Infrastructure

Winners and Losers for the week ending August 18

After so many days of truly stunning opinions and analyses of what happened in Charlottesville – and the ramifications of both the chaos of the weekend and the broken moral compass in the White House – there isn’t much call for another op-ed at this point.

Instead, let’s focus on how some of the biggest losers of the past week are long dead. The statues of Confederate leaders have become the flashpoints and rallying cries their commissioners always intended them to be – but with the unintended consequences of uniting both those that these proto-Nazis would subjugate and those that can eradicate these symbols of defeat and division.

Where that leaves another deceased loser in the Charlottesville aftermath is still very much open to debate. Former Philadelphia Mayor Frank Rizzo, who continues to polarize decades after his death, is now Topic A in Philadelphia for which monuments should be toppled next. Although the Rizzo statue in front of the Municipal Services Building – and opposite City Hall – has been protested before, this time feels different, especially given the relative openness of Mayor Kenney’s administration to discuss the issue. There are substantive, compelling arguments to be made for moving the statue; but defacing it with graffiti only weakens them.

 

WINNERS

Public school students and teachers: It’s not enough to make up for the fact that they’ll be going back to school in two weeks, but Gov. Tom Wolf’s announcement that the PA Department of Education will be reducing the amount of time spent on the PSSAs – the standardized tests that have cannibalized classroom time from actual learning for years – is welcome news.

Josh Shapiro: Continuing in the good academic news vein, the AG proposed a $6.7 million settlement with the defunct investment firm holding the educational debt of for-profit colleges like the notorious Corinthian Colleges.
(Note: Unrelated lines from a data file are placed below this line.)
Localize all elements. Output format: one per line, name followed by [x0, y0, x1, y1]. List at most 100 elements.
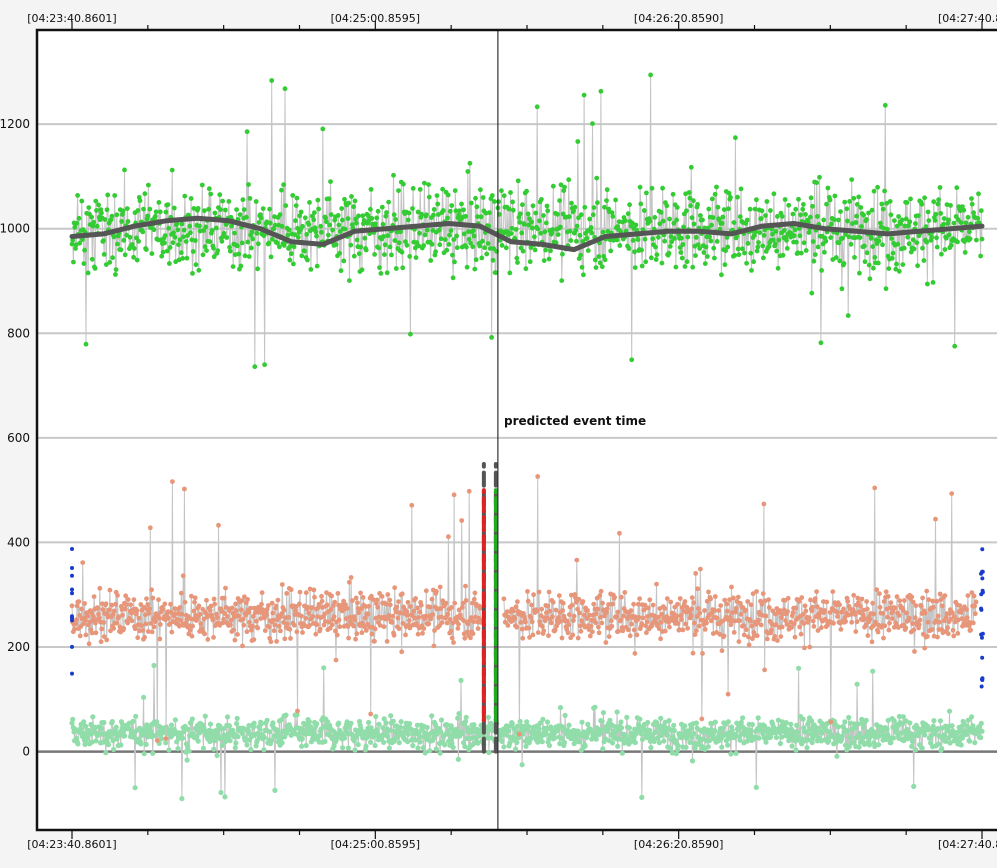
data-point [167, 261, 172, 266]
data-point [885, 614, 890, 620]
data-point [842, 719, 848, 725]
data-point [651, 738, 657, 745]
data-point [463, 714, 469, 720]
data-point [77, 633, 83, 639]
data-point [128, 602, 134, 608]
data-point [852, 612, 858, 617]
data-point [544, 203, 550, 209]
data-point [819, 268, 824, 273]
data-point [477, 606, 483, 611]
data-point [227, 244, 233, 250]
data-point [183, 239, 189, 244]
data-point [924, 588, 930, 594]
data-point [909, 743, 915, 750]
data-point [902, 223, 908, 229]
data-point [245, 239, 251, 245]
data-point [748, 602, 754, 608]
data-point [860, 612, 866, 618]
data-point [247, 619, 252, 625]
trend-line [69, 215, 985, 253]
data-point [389, 620, 395, 625]
data-point [919, 745, 925, 751]
data-point [246, 254, 252, 259]
data-point [427, 604, 433, 610]
data-point [432, 628, 437, 633]
data-point [617, 530, 622, 536]
data-point [510, 608, 516, 614]
data-point [335, 213, 341, 218]
data-point [298, 613, 304, 619]
data-point [312, 210, 317, 216]
data-point [463, 598, 469, 603]
data-point [755, 244, 761, 250]
data-point [259, 601, 264, 607]
data-point [282, 636, 288, 642]
data-point [579, 719, 585, 725]
data-point [829, 221, 834, 227]
data-point [75, 741, 81, 747]
data-point [862, 259, 868, 265]
data-point [163, 736, 169, 741]
data-point [639, 263, 645, 269]
data-point [337, 250, 342, 256]
data-point [922, 610, 928, 616]
data-point [550, 599, 556, 605]
data-point [423, 613, 429, 619]
data-point [779, 214, 785, 219]
data-point [316, 602, 322, 607]
data-point [353, 636, 358, 642]
data-point [648, 255, 654, 261]
data-point [751, 233, 757, 238]
data-point [160, 249, 166, 255]
x-tick-label-top: [04:26:20.8590] [634, 12, 723, 25]
data-point [122, 167, 127, 173]
data-point [324, 602, 330, 608]
data-point [523, 743, 529, 749]
data-point [749, 623, 755, 629]
data-point [470, 600, 475, 606]
data-point [215, 729, 221, 735]
data-point [188, 230, 193, 236]
data-point [232, 230, 237, 236]
data-point [949, 723, 955, 729]
data-point [515, 599, 520, 605]
data-point [456, 212, 462, 218]
data-point [596, 624, 601, 630]
data-point [638, 201, 644, 207]
data-point [580, 599, 586, 604]
data-point [853, 629, 859, 634]
data-point [141, 206, 146, 212]
data-point [305, 604, 310, 610]
data-point [70, 618, 74, 623]
data-point [546, 742, 553, 749]
data-point [979, 728, 985, 734]
data-point [278, 628, 283, 634]
data-point [181, 729, 187, 735]
data-point [876, 238, 882, 244]
data-point [96, 615, 102, 621]
data-point [689, 215, 695, 221]
data-point [925, 634, 930, 639]
data-point [246, 182, 251, 187]
data-point [734, 720, 740, 726]
data-point [604, 187, 610, 193]
data-point [443, 600, 449, 606]
data-point [89, 610, 94, 616]
data-point [709, 222, 714, 228]
data-point [333, 628, 338, 634]
data-point [708, 238, 714, 244]
data-point [106, 607, 112, 613]
data-point [695, 242, 701, 248]
data-point [623, 218, 628, 224]
data-point [770, 231, 775, 237]
data-point [923, 224, 929, 230]
data-point [177, 605, 183, 610]
data-point [445, 192, 451, 198]
data-point [671, 722, 677, 729]
data-point [877, 604, 883, 610]
data-point [796, 599, 802, 604]
data-point [627, 202, 632, 208]
data-point [448, 723, 454, 729]
data-point [338, 268, 344, 274]
data-point [193, 262, 199, 268]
If agreed upon, it would free some 1,200 Pennsylvania residents from their debts incurred by enrolling in those institutions.

Teresa Miller: The commonwealth’s insurance commissioner was named acting Human Services secretary, putting her in charge of a 17,000-employee department with a budget in the tens of billions and in the crosshairs of numerous planned reductions by the Trump administration.

 

LOSERS

Daryl Metcalfe: In the aftermath of President Trump’s equivocation on condemning white supremacists, the Republican head of the PA House State Government Committee found himself under renewed fire for his 2015 decision to have Robert Vandervoort, a white supremacist, speak to the committee – and his subsequent defense of both his decision and Vandervoort’s beliefs.

Ed Pawlowski: Allentown’s embattled mayor got some more bad news this week when City Council passed a resolution to search for a lawyer to help expedite his ouster following his indictment on federal corruption charges.

John Maher: The state Rep. from Upper St. Clair waived his right to a preliminary hearing for his DUI arrest near the capital in July. He’s scheduled for formal arraignment in October.